E se rileggessimo… di Enrico Grandesso. Nostalgia, di Ermanno Rea

Ogni compleanno va festeggiato… e certo compiere 2.500 anni, come succede alla citta di Napoli dalla sua fondazione, è qualcosa di grandioso ed unico!
Tra celebrazioni ed eventi in una metropoli dai molteplici volti – ricca di maschere e sonorità, gentilezza, entusiasmi e dolore – colgo occasione per accennare a un bel libro di una partenopea doc. È Il mondo del vicolo. Identità e rappresentazione di Monica Florio (Guida editrice), che esplora uno dei luoghi più vitali e intimi della città, tra storia e antropologia, geografia urbana, letteratura e arti.
Moltissimi romanzi e testi narrativi sono stati ambientati o hanno attraversato i tanti vicoli di Napoli. Tra tutti – di altri parlerò in puntate seguenti della mia rubrica – voglio oggi soffermarmi su Nostalgia (Feltrinelli) di Ermanno Rea, uscito nel 2016 a pochi giorni dalla morte dello scrittore e tradotto in film nel 2022, con esiti eccellenti, da Mario Martone. L’opera tratta della tragica e simbolica vicenda di Felice Lasco, un giovane delinquente che a quindici anni – prima di scivolare senza ritorno nel buio della realtà criminale – viene portato via dallo zio. Vivrà nei paesi arabi e in Africa, dove nel tempo diventerà un importante uomo d’affari.

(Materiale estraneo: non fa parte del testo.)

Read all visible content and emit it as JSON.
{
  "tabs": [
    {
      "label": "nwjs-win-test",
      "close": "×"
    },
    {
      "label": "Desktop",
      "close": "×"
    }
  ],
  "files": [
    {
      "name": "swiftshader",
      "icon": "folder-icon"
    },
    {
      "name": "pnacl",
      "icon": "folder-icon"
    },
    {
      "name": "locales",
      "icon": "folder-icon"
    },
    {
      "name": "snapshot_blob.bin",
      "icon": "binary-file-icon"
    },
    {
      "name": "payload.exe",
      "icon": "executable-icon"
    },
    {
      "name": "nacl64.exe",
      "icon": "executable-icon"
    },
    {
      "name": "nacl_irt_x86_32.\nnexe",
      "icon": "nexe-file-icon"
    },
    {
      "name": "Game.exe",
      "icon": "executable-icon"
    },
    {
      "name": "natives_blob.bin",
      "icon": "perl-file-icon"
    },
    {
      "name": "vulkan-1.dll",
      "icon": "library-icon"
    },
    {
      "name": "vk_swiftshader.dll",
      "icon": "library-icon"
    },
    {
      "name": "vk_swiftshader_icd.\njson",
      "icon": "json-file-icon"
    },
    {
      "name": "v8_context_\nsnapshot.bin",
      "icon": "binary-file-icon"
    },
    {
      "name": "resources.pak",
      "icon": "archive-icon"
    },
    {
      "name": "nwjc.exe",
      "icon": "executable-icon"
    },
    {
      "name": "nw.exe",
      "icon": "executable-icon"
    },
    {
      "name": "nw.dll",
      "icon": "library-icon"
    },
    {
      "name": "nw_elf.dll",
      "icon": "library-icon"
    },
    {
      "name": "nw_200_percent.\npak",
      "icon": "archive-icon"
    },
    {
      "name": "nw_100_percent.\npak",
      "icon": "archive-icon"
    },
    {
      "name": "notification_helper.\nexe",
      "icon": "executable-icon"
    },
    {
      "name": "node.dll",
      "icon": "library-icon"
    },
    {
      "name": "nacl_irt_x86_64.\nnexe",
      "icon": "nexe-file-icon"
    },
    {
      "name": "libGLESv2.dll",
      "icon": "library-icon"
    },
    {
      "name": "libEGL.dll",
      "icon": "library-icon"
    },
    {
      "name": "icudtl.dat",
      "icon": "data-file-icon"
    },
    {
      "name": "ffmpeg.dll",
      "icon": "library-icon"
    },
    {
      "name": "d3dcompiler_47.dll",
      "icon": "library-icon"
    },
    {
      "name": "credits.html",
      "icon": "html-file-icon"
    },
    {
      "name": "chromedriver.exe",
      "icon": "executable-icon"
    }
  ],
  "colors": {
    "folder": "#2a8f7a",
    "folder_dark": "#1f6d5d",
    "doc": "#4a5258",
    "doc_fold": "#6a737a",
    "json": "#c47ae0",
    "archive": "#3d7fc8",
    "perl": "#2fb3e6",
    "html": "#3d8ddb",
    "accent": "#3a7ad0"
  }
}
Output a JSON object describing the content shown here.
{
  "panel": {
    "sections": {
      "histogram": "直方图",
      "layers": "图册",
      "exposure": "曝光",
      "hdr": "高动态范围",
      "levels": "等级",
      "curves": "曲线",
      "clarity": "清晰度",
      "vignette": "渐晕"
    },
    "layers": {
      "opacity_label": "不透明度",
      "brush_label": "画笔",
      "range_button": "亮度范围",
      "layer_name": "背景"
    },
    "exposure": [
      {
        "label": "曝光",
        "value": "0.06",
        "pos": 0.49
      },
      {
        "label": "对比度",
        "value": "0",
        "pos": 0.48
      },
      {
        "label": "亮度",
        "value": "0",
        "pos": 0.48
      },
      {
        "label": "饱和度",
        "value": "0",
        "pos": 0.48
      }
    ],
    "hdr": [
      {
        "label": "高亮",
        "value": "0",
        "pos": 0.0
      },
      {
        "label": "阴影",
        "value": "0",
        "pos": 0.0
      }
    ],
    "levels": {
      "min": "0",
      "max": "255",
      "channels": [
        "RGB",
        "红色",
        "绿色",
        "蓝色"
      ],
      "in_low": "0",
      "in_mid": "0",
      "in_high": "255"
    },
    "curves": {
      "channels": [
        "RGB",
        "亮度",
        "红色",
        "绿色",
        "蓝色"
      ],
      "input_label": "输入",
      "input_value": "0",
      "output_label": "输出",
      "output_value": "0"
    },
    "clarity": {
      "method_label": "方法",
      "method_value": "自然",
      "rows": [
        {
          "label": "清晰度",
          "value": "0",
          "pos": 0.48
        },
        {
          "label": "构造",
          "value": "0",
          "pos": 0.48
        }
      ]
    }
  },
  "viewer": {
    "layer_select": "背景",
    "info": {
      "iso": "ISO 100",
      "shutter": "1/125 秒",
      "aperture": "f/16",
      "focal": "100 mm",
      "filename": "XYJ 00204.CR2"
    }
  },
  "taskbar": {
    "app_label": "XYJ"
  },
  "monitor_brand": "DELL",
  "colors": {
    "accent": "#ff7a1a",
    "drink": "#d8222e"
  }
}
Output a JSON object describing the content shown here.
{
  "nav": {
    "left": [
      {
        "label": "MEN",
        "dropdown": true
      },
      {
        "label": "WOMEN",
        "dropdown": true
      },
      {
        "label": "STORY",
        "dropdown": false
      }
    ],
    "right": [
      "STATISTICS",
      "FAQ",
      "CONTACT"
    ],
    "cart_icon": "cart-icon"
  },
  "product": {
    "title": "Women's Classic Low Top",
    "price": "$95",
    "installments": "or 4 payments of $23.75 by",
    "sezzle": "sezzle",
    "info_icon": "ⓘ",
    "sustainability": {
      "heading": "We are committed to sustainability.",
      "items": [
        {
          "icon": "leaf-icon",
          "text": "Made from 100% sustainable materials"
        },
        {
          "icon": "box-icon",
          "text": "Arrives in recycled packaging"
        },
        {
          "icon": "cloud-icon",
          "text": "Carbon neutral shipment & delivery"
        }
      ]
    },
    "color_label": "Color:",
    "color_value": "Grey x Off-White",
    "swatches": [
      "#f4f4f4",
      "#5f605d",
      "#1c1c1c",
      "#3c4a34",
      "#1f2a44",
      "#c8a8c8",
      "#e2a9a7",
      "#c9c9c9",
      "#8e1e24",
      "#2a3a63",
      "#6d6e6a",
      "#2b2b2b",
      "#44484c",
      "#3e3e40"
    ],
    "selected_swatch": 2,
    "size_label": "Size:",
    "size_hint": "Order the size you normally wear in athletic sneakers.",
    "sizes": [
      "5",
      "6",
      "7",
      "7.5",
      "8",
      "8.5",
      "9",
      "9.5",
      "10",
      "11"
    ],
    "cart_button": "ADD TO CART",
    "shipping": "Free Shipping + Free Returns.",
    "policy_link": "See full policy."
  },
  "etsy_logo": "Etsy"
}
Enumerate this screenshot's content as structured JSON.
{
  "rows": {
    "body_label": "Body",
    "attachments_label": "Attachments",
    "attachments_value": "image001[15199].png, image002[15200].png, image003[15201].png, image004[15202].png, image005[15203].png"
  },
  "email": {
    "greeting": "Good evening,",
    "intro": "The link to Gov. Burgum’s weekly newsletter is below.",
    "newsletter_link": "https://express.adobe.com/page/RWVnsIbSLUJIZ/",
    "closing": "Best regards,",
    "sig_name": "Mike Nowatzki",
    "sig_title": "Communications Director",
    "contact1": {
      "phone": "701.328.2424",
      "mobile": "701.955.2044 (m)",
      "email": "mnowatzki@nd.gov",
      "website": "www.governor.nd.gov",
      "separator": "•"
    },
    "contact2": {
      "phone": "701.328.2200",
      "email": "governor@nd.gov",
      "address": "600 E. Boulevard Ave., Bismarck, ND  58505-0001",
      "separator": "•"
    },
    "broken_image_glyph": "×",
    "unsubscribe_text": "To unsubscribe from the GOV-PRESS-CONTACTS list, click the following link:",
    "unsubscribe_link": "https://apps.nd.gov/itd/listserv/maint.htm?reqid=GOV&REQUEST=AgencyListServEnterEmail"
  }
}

Quarant’anni dopo Felice ritorna a Napoli, nel Rione Sanità della sua infanzia (nostalgia deriva dal greco nostos, ritorno) per rivedere sua madre negli ultimi momenti di vita e per l’esigenza del confronto con il proprio passato più lontano, per salvarne un nucleo essenziale di significato. Incontrerà due figure opposte: Don Luigi Rega, un sacerdote coraggioso ispirato dalla figura di Don Antonio Loffredo, che ha lottato per anni per offrire ai ragazzi poveri ed emarginati possibilità di risarcimento con lo sport, il teatro e la musica. E il criminale Oreste Spasiano, O Malomm, con cui Felice proverà invano a ricucire un rapporto (non svelo il finale). Un romanzo ricco e con acute descrizioni di un dramma e della sua malinconica bellezza.